PROJECT SUMMARY The optokinetic reflex (OKR) is an innate, visually-driven behavior that is critical to normal vision. During OKR, compensatory eye movements stabilize vision in response to slow, global image motion that often results from changes in head position. While OKR is robust across diverse species, its underlying mechanisms are unknown. This project aims to understand how distinct retinal output streams that collectively encode OKR-inducing stimuli are centrally integrated to drive eye movements. To achieve this goal, a combination of physiology and behavioral techniques will be used to measure functional readouts from three stages along the OKR pathway of the mouse in response to a common stimulus set: 1) The population activity of retinal ganglion cells that are responsible for detecting and encoding OKR-inducing stimuli, 2) Downstream neurons in the medial terminal nucleus – a primary central hub for OKR processing, and 3) The eye movements of awake animals as they perform OKR. This novel approach to describing signal transformation along the entirety of a visual pathway will provide a mapping of retinal activity onto behavior and offer insight into how and where information from distinct retinal output streams is centrally integrated. Broadly, such findings are important for revealing general strategies by which elements of the central nervous system integrate competing inputs from distinct sources. Further, revealing fundamental features of eye movement pathways will make progress towards understanding the mechanisms behind a variety of common eye movement disorders including nystagmus, strabismus, and amblyopia. This work will be complemented by a rigorous training plan that involves tailored mentorship, coursework, presentation opportunities, and career development. Along with the institutional, intellectual, and training resources available in the highly collaborative scientific environment at the University of California, San Francisco, these research and training plans will jointly facilitate the applicant’s development into an independent sensory neuroscientist.

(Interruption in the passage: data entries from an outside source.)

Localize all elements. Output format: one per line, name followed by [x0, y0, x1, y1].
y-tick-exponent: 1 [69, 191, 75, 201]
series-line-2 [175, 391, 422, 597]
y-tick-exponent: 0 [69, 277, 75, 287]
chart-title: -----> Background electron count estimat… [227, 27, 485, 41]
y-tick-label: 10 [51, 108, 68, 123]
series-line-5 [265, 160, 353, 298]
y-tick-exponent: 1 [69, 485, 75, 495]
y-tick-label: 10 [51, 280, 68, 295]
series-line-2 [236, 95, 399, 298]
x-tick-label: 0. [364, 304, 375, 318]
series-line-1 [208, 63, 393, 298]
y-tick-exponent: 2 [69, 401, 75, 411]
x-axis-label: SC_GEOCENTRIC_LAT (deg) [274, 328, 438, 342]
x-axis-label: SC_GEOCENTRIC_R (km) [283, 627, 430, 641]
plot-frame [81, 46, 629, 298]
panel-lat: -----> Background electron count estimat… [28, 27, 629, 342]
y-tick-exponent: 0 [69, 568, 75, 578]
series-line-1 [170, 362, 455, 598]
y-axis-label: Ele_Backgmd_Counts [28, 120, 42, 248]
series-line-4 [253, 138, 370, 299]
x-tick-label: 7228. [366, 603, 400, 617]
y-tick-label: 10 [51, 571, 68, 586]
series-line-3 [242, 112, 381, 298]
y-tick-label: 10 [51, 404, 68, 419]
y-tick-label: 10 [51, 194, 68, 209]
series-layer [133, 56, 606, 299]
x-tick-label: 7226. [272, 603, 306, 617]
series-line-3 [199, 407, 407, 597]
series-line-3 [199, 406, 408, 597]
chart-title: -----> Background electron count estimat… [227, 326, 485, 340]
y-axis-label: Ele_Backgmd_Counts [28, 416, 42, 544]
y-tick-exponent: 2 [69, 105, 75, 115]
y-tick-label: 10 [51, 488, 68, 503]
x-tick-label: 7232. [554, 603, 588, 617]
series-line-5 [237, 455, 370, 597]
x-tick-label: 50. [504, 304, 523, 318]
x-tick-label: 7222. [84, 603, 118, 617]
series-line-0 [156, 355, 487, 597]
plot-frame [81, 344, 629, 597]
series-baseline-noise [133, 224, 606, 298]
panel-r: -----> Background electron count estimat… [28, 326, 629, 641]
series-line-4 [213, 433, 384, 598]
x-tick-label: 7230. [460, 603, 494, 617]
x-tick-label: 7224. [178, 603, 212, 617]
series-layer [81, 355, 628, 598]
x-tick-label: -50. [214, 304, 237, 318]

项目总结 视动反射(OKR)是一种与生俱来的视觉驱动行为，对正常视力至关重要。在OKR期间， 补偿性眼球运动稳定视力，以响应缓慢的全球图像运动，这通常是由 头部位置的变化。虽然OKR在不同的物种中都很健壮，但其潜在的机制尚不清楚。 这个项目旨在了解不同的视网膜输出流是如何共同编码OKR诱导刺激的 是中央集成的，以驱动眼球运动。为了实现这一目标，生理学和 行为技术将被用来测量OKR通路上三个阶段的功能读数 小鼠对一组常见刺激的反应：1)视网膜神经节细胞的群体活动 负责检测和编码OKR诱发刺激，2)内侧终末的下游神经元 核-OKR处理的主要中心枢纽，以及3)清醒动物的眼球运动 执行OKR。这种描述沿整个视觉路径的信号转换的新方法将 提供视网膜活动与行为的对应关系图，并从不同的角度洞察信息的方式和位置 视网膜输出流是集中集成的。总的来说，这样的发现对于揭示总体战略很重要。 中枢神经系统的元素通过它来整合来自不同来源的相互竞争的输入。此外， 揭示眼动通路的基本特征将有助于理解 各种常见眼球运动障碍背后的机制，包括眼球震颤、斜视和 弱视。这项工作将得到一项严格的培训计划的补充，其中包括量身定做的指导， 课程、演讲机会和职业发展。以及机构、智力和 加州大学旧金山分校在高度协作的科学环境中提供的培训资源 弗朗西斯科，这些研究和培训计划将共同促进申请人发展成为独立的 感官神经学家。